In un’intervista realizzata da Huffington Post, Belinelli ha raccontato la sua esperienza in NBA.
Dopo una buona Summer League e tante promesse, le cose non sono andate bene per l’emiliano:

“All’inizio, le cose andarono bene. Segnai trentasette punti nella mia prima partita nella Summer League, il secondo miglior risultato nella storia del precampionato NBA. Don Nelson, l’allenatore dei Golden State Warriors, dichiarò che puntava su di me. Mi allenavo nel quintetto base. Dovevo essere titolare. Solo che quando iniziò il campionato giocai pochissimo. Avevo la sensazione di lavorare, lavorare, lavorare, e non essere nemmeno preso in considerazione.”

L’occasione del riscatto è arrivata a New Orleans:

“Cominciai a rinascere a New Orleans con gli Hornets.
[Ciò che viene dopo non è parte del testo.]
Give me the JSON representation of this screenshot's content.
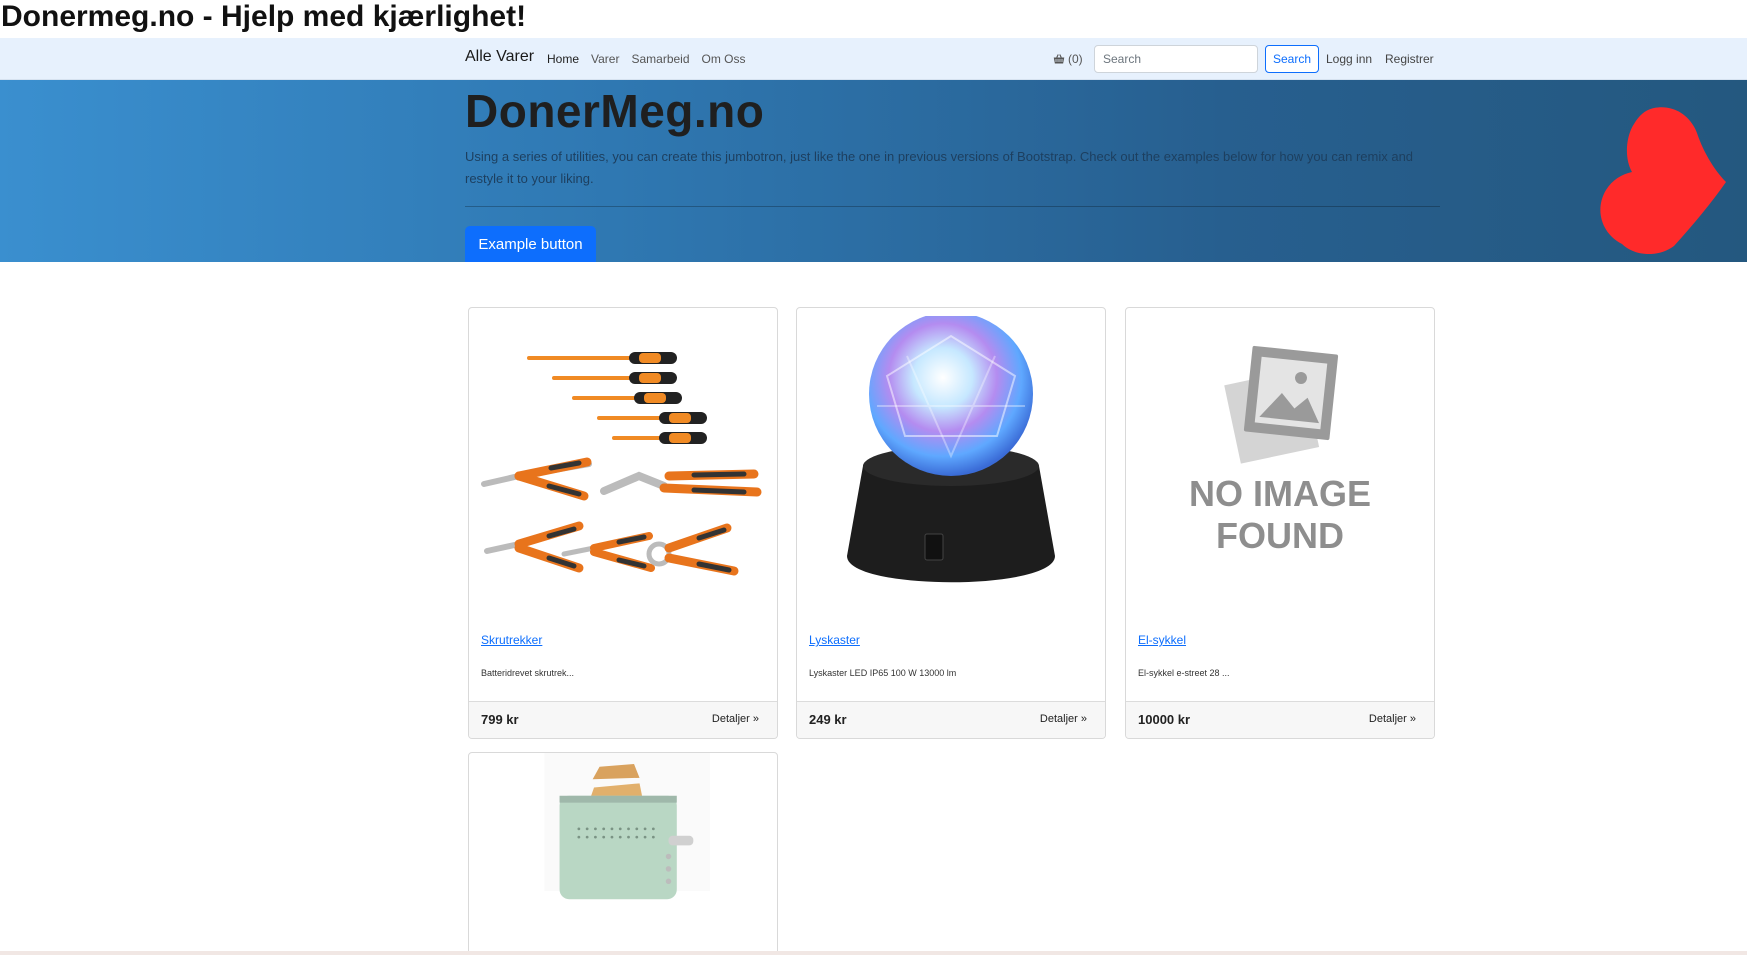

Avvertii la possibilità di esprimere quello che sapevo fare, e lo feci. Passai ai Chicago Bulls e poi ai San Antonio Spurs, con i quali vinsi il campionato.”

Dopo il riscatto, arriva anche la stoccata a chi non ha creduto in lui:

“Dicevano che non sarei stato in grado. Leggevo su internet giudizi che mi davano per spacciato. A sentirli, ero finito. E li ringrazio, ringrazio veramente tutti quelli che hanno annunciato il mio fallimento. Mi hanno dato la forza di insistere. Mi sono allenato pensando al giorno in cui li avrei guardati in faccia e avrei detto loro: dicevate?”

Belinelli quest’estate è passato agli Atlanta Hawks, la sua ottava squadra americana. La sua avventura agli ordini di coach Budenholzer inizierà dopo l’europeo con l’Italia, dove avrà ancora una volta l’occasione di zittire i suoi detrattori.